MariaDB [(none)]> alter user root set password = ‘UY4_FzRrsMYs7D1q’;
ERROR 1064 (42000): You have an error in your SQL syntax; check the manual that corresponds to your MariaDB server version for the right syntax to use near ‘use r root set password = ‘UY4_FzRrsMYs7D1q’’ at line 1
MariaDB [(none)]>
MariaDB [(none)]> UPDATE user SET password=password(‘UY4_FzRrsMYs7D1q’) WHERE user=‘root’; ERROR 1046 (3D000): No database selected
MariaDB [(none)]>
Not sure what I am doing wrong, but it seems like there is no database present. Any other ideas’? Should I reinstall everything from scratch(including Neth Server??

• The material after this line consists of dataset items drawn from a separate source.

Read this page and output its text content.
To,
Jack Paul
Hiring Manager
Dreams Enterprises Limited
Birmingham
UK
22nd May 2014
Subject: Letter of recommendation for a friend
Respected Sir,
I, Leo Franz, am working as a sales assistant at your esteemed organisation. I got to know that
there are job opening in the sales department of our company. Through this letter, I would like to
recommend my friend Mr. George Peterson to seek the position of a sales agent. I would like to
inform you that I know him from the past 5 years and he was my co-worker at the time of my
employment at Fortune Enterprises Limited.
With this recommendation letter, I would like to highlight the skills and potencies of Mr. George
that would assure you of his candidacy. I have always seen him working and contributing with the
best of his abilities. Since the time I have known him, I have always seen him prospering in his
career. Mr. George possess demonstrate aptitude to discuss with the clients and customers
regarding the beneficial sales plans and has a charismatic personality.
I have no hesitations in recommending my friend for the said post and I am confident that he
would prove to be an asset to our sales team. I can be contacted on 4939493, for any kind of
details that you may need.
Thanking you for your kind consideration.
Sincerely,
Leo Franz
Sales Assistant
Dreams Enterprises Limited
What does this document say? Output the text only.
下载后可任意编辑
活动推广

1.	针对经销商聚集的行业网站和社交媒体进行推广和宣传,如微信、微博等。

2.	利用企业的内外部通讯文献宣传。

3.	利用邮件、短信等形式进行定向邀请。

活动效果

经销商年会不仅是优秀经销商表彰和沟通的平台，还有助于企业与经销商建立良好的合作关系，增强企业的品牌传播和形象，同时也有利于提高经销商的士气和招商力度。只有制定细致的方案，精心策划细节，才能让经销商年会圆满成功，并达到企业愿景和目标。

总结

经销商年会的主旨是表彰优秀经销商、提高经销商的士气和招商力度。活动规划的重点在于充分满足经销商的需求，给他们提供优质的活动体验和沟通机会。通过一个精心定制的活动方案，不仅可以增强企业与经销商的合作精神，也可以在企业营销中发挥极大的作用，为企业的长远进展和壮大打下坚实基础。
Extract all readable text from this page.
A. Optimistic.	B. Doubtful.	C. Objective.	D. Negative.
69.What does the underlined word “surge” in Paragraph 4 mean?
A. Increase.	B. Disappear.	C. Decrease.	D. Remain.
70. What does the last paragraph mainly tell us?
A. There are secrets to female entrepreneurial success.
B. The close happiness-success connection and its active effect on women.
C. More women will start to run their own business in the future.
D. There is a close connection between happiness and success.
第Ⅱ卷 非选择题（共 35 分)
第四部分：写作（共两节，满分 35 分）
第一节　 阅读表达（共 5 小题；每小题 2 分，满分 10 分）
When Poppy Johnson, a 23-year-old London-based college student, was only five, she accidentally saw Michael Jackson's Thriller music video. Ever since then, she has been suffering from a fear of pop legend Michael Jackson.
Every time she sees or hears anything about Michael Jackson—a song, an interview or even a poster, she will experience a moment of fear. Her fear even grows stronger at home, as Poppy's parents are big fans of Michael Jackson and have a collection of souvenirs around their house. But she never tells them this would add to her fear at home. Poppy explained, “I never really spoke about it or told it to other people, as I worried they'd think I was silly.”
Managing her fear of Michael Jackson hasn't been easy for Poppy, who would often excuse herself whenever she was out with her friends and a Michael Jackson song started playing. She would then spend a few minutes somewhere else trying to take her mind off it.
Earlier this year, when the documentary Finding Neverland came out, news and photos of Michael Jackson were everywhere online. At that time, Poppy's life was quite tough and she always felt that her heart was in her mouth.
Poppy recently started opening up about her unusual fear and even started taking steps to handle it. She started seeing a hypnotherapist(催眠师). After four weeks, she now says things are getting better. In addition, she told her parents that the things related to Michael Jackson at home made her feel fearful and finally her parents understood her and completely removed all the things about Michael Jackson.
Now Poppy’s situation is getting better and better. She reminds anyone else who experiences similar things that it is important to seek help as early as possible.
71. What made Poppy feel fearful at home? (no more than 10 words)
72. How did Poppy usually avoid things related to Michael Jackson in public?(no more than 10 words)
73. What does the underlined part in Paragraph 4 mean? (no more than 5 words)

No, that’s not necessary. These commands should work to set the password:
MariaDB [(none)]> UPDATE mysql.user SET authentication_string = PASSWORD('UY4_FzRrsMYs7D1q') WHERE User = 'root' AND Host = 'localhost';
MariaDB [(none)]> flush privileges;
Now you should be able to login to mysql
as root without password.
[root@testserver ~]# mysql
Welcome to the MariaDB monitor. Commands end with ; or \g.
...
You may reconfigure guacamole with signal-event nethserver-guacamole-update
. This way the database should be created correctly.
MariaDB [(none)]> UPDATE mysql.user SET authentication_string = PASSWORD(‘UY4_FzRrsMYs7D1q’) WHERE User = ‘root’ AND Host = ‘localhost’;
Query OK, 1 row affected (0.00 sec)
Rows matched: 1 Changed: 1 Warnings: 0
MariaDB [(none)]> flush privileges;
Query OK, 0 rows affected (0.00 sec)
MariaDB [(none)]> exit
Bye
[root@gateway ~]# mysql
ERROR 1045 (28000): Access denied for user ‘root’@‘localhost’ (using password: YES)
Still the same…but the password is changed.